En réalité, les pays n’ayant pas confiné devraient obtenir un excellent score. Ne devrait-on pas en effet leur intégrer de pays asiatiques tels que la Corée du Sud et le Japon ? Cependant, il est vrai que ces pays ont obtenu ces résultats par des systèmes efficaces de traçages précoces qui n’ont pas été accomplis par ailleurs. C’est pourquoi il serait plus juste de les exclure de la comparaison.
Toujours est-il que ce chiffre de 49 % de réduction de la mortalité dépasse nécessairement les effets du confinement. Or, les effets du confinement dépassent largement ceux du passe sanitaire. Avec le confinement, la grande majorité des lieux accueillant du public est concernée, seule une petite partie avec le pass. Dans un cas, les lieux en question sont fermés. Dans l’autre, ils restent accessibles aux personnes vaccinées et à celles munies d’un test négatif. Pourtant, le risque de contagion diminue mais reste largement possible dans ces deux hypothèses.
Par conséquent, l’hypothèse d’une réduction de 20 % des décès en raison de l’effet d’exclusion du passe sanitaire apparait très optimiste.
Nombre de vies sauvées parmi les vaccinés et les non vaccinés
Sur la totalité des décès, cela correspondrait à 11 vies sauvées par jour.
Cela dit, les contraintes pesant sur les non vaccinés se justifient d’abord sur le risque pesant sur les vaccinés. Dans leur rapport avec les autres non vaccinés, les risques sont réciproquement acceptés. La réduction du nombre de décès de vaccinés est encore plus faible.
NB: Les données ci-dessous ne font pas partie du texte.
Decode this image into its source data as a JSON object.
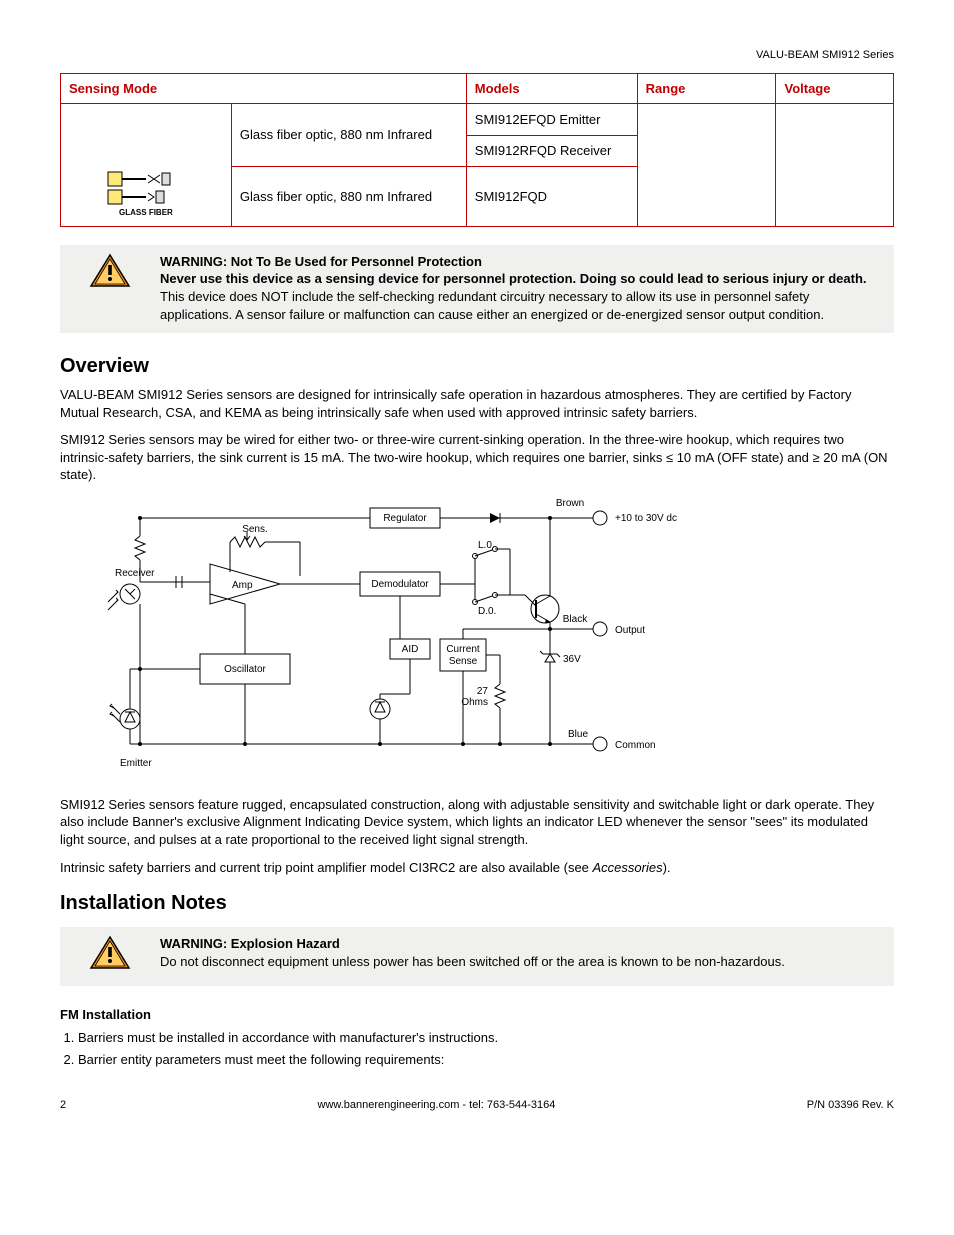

Les vaccinés représentant 22 % des décès, soit 14 décès par jour. En admettant que les limitations d’accès réduisent ce chiffre de 20 %, le chiffre de décès quotidien de vaccinés se trouverait réduit de 2,8. Cela représente 1022 décès sur un rythme annuel. Ce chiffre est à mettre en rapport avec les non vaccinés par choix lors des annonces. Ils représentaient 46,4 % de la population, soit 31 millions de Français. Nous obtenons un rapport annuel de un à trente mille entre les non vaccinés par choix et les vaccinés décédés en excès.
Une telle réduction de risque mérite-t-elle de contraindre des dizaines de millions de personnes ?
La justification du passe sanitaire pourrait se formuler ainsi : « je vais t’obliger toute l’année à pratiquer un test invasif et bientôt onéreux à chaque fois que tu voudras aller au restaurant, boire un verre à la terrasse d’un café, faire des achats en centre commercial, te soigner à l’hôpital ou voir un film, parce que sinon, il y a un risque sur trente mille qu’un vacciné en meure ! »
Cette légitimation du passe est-elle convaincante ? Avons-nous trouvé le juste équilibre entre liberté et santé ? Nous laissons chacun en juger.